Computer Vision: Image classification, object detection, and segmentation tasks, often leveraging pre-trained models from PyTorch’s torchvision library.
Natural Language Processing (NLP): Tasks such as sentiment analysis, text generation, and translation, facilitated by libraries like Hugging Face’s transformers, which work seamlessly with PyTorch.
Reinforcement Learning: PyTorch is commonly used for developing RL models due to its flexibility and ease in implementing custom environments and policies.

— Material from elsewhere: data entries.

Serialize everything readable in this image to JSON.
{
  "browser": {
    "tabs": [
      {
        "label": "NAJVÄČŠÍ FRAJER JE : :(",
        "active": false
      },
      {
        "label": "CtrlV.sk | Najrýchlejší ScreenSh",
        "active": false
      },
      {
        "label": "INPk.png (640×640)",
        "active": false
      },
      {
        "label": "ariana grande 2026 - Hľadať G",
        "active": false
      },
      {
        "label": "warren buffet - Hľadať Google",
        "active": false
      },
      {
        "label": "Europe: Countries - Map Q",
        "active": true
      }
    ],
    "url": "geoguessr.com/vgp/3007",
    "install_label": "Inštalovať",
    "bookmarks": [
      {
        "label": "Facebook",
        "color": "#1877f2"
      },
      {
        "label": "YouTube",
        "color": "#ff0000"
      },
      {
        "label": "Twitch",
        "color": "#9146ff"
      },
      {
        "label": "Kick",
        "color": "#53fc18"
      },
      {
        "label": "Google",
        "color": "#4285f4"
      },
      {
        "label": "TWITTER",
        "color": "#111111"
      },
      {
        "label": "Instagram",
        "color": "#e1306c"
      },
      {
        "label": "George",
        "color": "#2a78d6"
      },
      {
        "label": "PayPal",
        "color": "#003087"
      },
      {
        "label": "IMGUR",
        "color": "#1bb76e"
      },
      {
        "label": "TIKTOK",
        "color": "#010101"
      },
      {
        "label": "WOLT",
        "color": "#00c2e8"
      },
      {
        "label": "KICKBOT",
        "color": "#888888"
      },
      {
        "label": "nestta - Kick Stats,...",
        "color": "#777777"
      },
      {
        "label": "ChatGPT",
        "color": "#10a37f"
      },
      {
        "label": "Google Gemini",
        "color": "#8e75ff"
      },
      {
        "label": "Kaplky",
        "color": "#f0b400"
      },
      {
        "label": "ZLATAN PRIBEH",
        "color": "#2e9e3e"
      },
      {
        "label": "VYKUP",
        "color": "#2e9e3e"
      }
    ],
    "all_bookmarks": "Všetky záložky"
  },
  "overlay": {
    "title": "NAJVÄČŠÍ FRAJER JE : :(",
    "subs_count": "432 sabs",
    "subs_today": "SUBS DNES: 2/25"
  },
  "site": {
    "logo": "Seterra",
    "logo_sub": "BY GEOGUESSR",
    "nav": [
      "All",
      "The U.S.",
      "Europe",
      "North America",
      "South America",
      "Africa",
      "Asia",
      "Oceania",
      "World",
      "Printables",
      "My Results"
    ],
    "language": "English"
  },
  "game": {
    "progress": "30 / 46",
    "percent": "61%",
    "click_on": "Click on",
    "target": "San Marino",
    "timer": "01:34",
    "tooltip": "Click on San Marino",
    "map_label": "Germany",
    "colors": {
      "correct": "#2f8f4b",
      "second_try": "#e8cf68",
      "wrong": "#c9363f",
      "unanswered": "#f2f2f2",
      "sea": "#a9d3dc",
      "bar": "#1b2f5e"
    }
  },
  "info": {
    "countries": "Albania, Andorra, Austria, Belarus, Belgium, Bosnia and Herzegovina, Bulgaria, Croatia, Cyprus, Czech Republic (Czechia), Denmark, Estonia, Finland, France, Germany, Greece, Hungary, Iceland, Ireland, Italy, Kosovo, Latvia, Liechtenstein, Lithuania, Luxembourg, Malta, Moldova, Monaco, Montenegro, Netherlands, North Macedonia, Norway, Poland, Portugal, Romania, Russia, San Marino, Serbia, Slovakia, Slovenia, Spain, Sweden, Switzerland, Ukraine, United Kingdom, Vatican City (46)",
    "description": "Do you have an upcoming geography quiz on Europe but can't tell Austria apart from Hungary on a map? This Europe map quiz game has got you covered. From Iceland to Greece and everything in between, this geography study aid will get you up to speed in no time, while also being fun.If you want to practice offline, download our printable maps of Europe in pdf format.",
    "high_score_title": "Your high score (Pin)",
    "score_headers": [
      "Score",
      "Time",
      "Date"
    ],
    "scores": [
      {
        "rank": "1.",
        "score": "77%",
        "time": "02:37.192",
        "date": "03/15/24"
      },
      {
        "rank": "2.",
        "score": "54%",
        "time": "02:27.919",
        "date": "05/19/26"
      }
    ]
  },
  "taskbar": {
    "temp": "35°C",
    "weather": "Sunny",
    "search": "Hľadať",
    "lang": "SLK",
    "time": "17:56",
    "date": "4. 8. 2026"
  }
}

Generative Models: Models like Generative Adversarial Networks (GANs) and Variational Autoencoders (VAEs) are often built using PyTorch due to its dynamic graph nature, which is well-suited for these complex models.

Advantages of PyTorch

Pythonic and Intuitive: PyTorch integrates well with the Python ecosystem, making it easier for developers to write code that feels natural and is easy to debug.
Great for Research: Its dynamic computation graph makes it an excellent choice for research purposes, where models are often more experimental and require flexibility.
Large Ecosystem and Community: With a rich set of libraries (like torchvision for vision tasks, torchaudio for audio tasks, and torchtext for NLP tasks) and a growing community, PyTorch offers a robust ecosystem for developing AI solutions.